Previous American interventions have failed to promote our national-security interests.  The rewards for our two Iraq adventures and our misguided bombing of Libya total roughly 4,500 dead and 32,000 wounded American servicemen, along with five to seven trillion dollars in additional national debt, depending on whose estimate you accept.  And forget about our 17-year war in Afghanistan for now.  Historians estimate some two to three million Vietnamese died during our then-longest war in Southeast Asia.  But Americans don’t like to think of the bad stuff war produces, like civilian deaths.  So they blithely dismiss Iraqi civilian casualties, whose estimates range from the Health Ministry of Iraq’s lowball 87,125 to The Lancet’s more credible 654,965; of the latter figure, 92 percent is supported by birth-certificate evidence.  We deserve a thank-you card from Iran for destroying her eternal foe.  The bombs we dropped on Libya opened a floodgate that allowed countless refugees, asylum seekers, and anyone else wily enough to pose as either one, to stream unchecked into Europe.  Congress rarely debates these unjust wars.  And it never asks the all-important question: What happens after the war?

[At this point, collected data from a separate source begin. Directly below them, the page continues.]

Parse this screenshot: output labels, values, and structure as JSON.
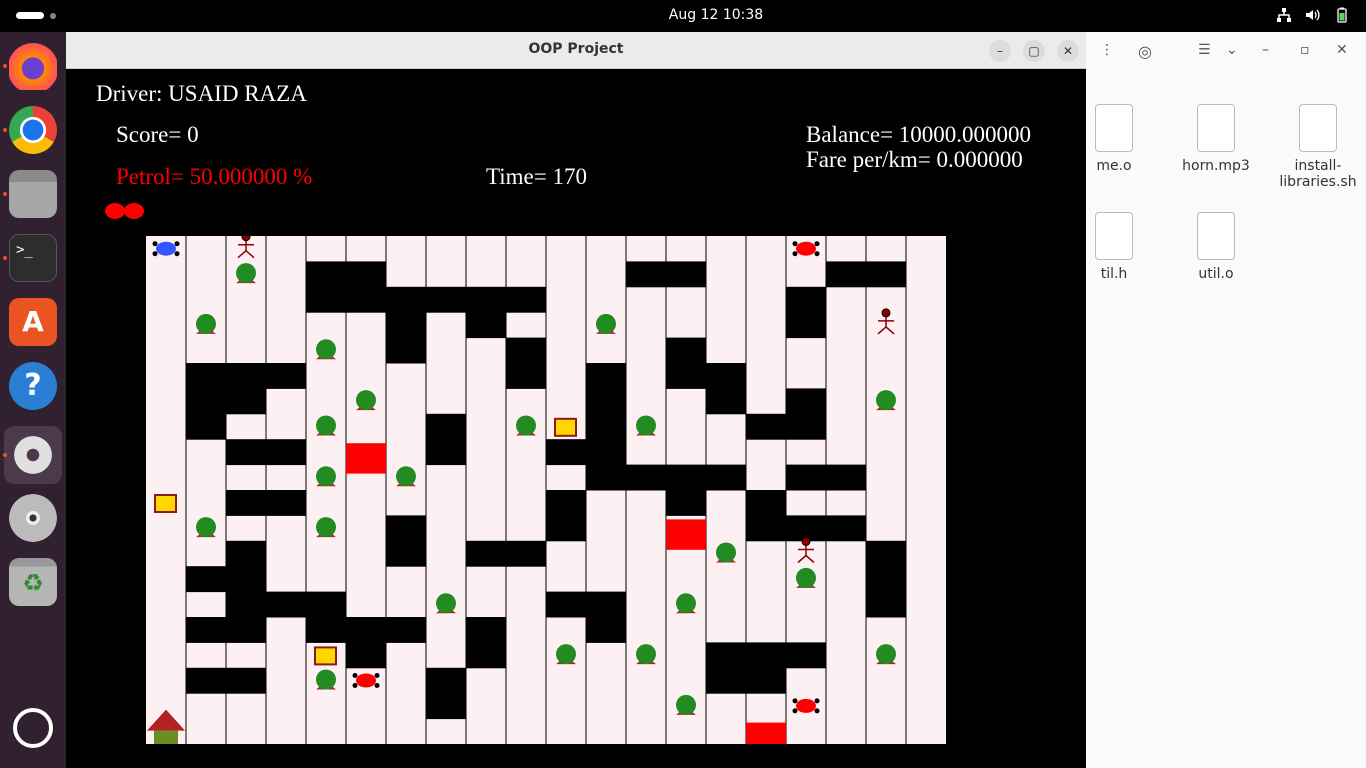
{
  "topbar": {
    "clock": "Aug 12  10:38"
  },
  "dock": {
    "items": [
      "firefox-icon",
      "chrome-icon",
      "files-icon",
      "terminal-icon",
      "app-center-icon",
      "help-icon",
      "settings-icon",
      "disc-icon",
      "trash-icon",
      "app-grid-icon"
    ]
  },
  "file_manager": {
    "files": [
      {
        "name": "me.o",
        "icon": "binary-file-icon"
      },
      {
        "name": "horn.mp3",
        "icon": "audio-file-icon"
      },
      {
        "name": "install-\nlibraries.sh",
        "icon": "script-file-icon"
      },
      {
        "name": "til.h",
        "icon": "header-file-icon"
      },
      {
        "name": "util.o",
        "icon": "binary-file-icon"
      }
    ]
  },
  "window": {
    "title": "OOP Project"
  },
  "hud": {
    "driver": "Driver: USAID RAZA",
    "score": "Score= 0",
    "balance": "Balance= 10000.000000",
    "fare": "Fare per/km= 0.000000",
    "petrol": "Petrol= 50.000000 %",
    "time": "Time= 170",
    "colors": {
      "text": "#ffffff",
      "petrol": "#ff0000",
      "board": "#fdf0f3",
      "wall": "#000000",
      "tree": "#228b22"
    }
  },
  "game": {
    "grid_columns": 20,
    "grid_rows": 20,
    "walls": [
      [
        4,
        1
      ],
      [
        4,
        2
      ],
      [
        5,
        1
      ],
      [
        5,
        2
      ],
      [
        6,
        2
      ],
      [
        6,
        3
      ],
      [
        6,
        4
      ],
      [
        7,
        2
      ],
      [
        8,
        2
      ],
      [
        8,
        3
      ],
      [
        9,
        2
      ],
      [
        9,
        4
      ],
      [
        9,
        5
      ],
      [
        12,
        1
      ],
      [
        13,
        1
      ],
      [
        13,
        4
      ],
      [
        13,
        5
      ],
      [
        16,
        2
      ],
      [
        16,
        3
      ],
      [
        17,
        1
      ],
      [
        18,
        1
      ],
      [
        1,
        5
      ],
      [
        1,
        6
      ],
      [
        1,
        7
      ],
      [
        2,
        5
      ],
      [
        2,
        6
      ],
      [
        3,
        5
      ],
      [
        2,
        8
      ],
      [
        3,
        8
      ],
      [
        2,
        10
      ],
      [
        3,
        10
      ],
      [
        7,
        7
      ],
      [
        7,
        8
      ],
      [
        10,
        8
      ],
      [
        11,
        5
      ],
      [
        11,
        6
      ],
      [
        11,
        7
      ],
      [
        11,
        8
      ],
      [
        11,
        9
      ],
      [
        12,
        9
      ],
      [
        13,
        9
      ],
      [
        13,
        10
      ],
      [
        14,
        5
      ],
      [
        14,
        6
      ],
      [
        14,
        9
      ],
      [
        15,
        7
      ],
      [
        15,
        10
      ],
      [
        15,
        11
      ],
      [
        16,
        6
      ],
      [
        16,
        7
      ],
      [
        16,
        9
      ],
      [
        16,
        11
      ],
      [
        17,
        9
      ],
      [
        17,
        11
      ],
      [
        10,
        10
      ],
      [
        10,
        11
      ],
      [
        6,
        11
      ],
      [
        6,
        12
      ],
      [
        8,
        12
      ],
      [
        9,
        12
      ],
      [
        2,
        12
      ],
      [
        2,
        13
      ],
      [
        2,
        14
      ],
      [
        2,
        15
      ],
      [
        1,
        13
      ],
      [
        1,
        15
      ],
      [
        3,
        14
      ],
      [
        4,
        14
      ],
      [
        4,
        15
      ],
      [
        5,
        15
      ],
      [
        5,
        16
      ],
      [
        6,
        15
      ],
      [
        10,
        14
      ],
      [
        11,
        14
      ],
      [
        11,
        15
      ],
      [
        8,
        15
      ],
      [
        8,
        16
      ],
      [
        7,
        17
      ],
      [
        7,
        18
      ],
      [
        14,
        16
      ],
      [
        14,
        17
      ],
      [
        15,
        16
      ],
      [
        15,
        17
      ],
      [
        16,
        16
      ],
      [
        1,
        17
      ],
      [
        2,
        17
      ],
      [
        18,
        12
      ],
      [
        18,
        13
      ],
      [
        18,
        14
      ]
    ],
    "red_blocks": [
      [
        5,
        8
      ],
      [
        13,
        11
      ],
      [
        15,
        19
      ]
    ],
    "yellow_boxes": [
      [
        0,
        10
      ],
      [
        10,
        7
      ],
      [
        4,
        16
      ]
    ],
    "trees": [
      [
        1,
        3
      ],
      [
        2,
        1
      ],
      [
        4,
        4
      ],
      [
        5,
        6
      ],
      [
        4,
        7
      ],
      [
        4,
        9
      ],
      [
        6,
        9
      ],
      [
        4,
        11
      ],
      [
        1,
        11
      ],
      [
        9,
        7
      ],
      [
        12,
        7
      ],
      [
        11,
        3
      ],
      [
        18,
        6
      ],
      [
        14,
        12
      ],
      [
        16,
        13
      ],
      [
        7,
        14
      ],
      [
        13,
        14
      ],
      [
        10,
        16
      ],
      [
        12,
        16
      ],
      [
        18,
        16
      ],
      [
        4,
        17
      ],
      [
        13,
        18
      ]
    ],
    "passengers": [
      [
        2,
        0
      ],
      [
        18,
        3
      ],
      [
        16,
        12
      ]
    ],
    "npc_cars": [
      [
        16,
        0
      ],
      [
        5,
        17
      ],
      [
        16,
        18
      ]
    ],
    "player_car": [
      0,
      0
    ],
    "fuel_station": [
      0,
      19
    ],
    "lives": 2
  }
}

What if a congressman had asked that question before our “police action” in Korea?  How excited would the American public—excluding the members of the military-industrial complex and congressmen with military bases in their districts—have been if they were told American troops would remain in Korea for the next 65 years, with no end in sight?  Our extended stays in Japan, Germany, Afghanistan, and Iraq provide a users manual for Syria’s conversion into our next useless vassal state.  Postwar U.S. foreign policy mimics the old syphilis joke: one night with Venus, and a lifetime with mercury.  Except mercury hurts only those it touches.  Our worldwide garrisons give those prone to hate us tangible reasons for doing so, as Chalmers Johnson reminded us time and time again.  How would you like to see Chinese troops massing on the Mexican side of our southern border to defend “immigrants”?

The Deplorables who voted for Stormy Daniels’ ex-boyfriend can now look back nostalgically at his 2013 noninterventionist tweets when President Obama flirted with sending troops to Syria.  “AGAIN, TO OUR VERY FOOLISH LEADER, DO NOT ATTACK SYRIA IF YOU DO MANY VERY BAD THINGS WILL HAPPEN & FROM THAT FIGHT THE U.S. GETS NOTHING!” came the thunder from Trump Tower on September 5, 2013.  Fearing Obama didn’t HEAR him, New York’s gaudiest real-estate developer repeated himself four days later with “Don’t attack Syria—an attack that will bring nothing but trouble for the U.S.  Focus on making our country strong and great again!”

That was so five years ago.  After ordering missile strikes in April on three unverified chemical-weapons sites in Syria, the President tweeted an evocation of  George W. Bush’s banner day aboard the USS Abraham Lincoln in 2003: “Mission Accomplished!”  Trump’s cognitive dissonance mirrors the logic of Bush, who stood before that “Mission Accomplished” banner and said, “Our mission continues.”  With newly appointed National Security Advisor John Bolton whispering sweet neocon nothings in Melania’s husband’s ear, only a fool would assume we have seen the last American intervention in Syria.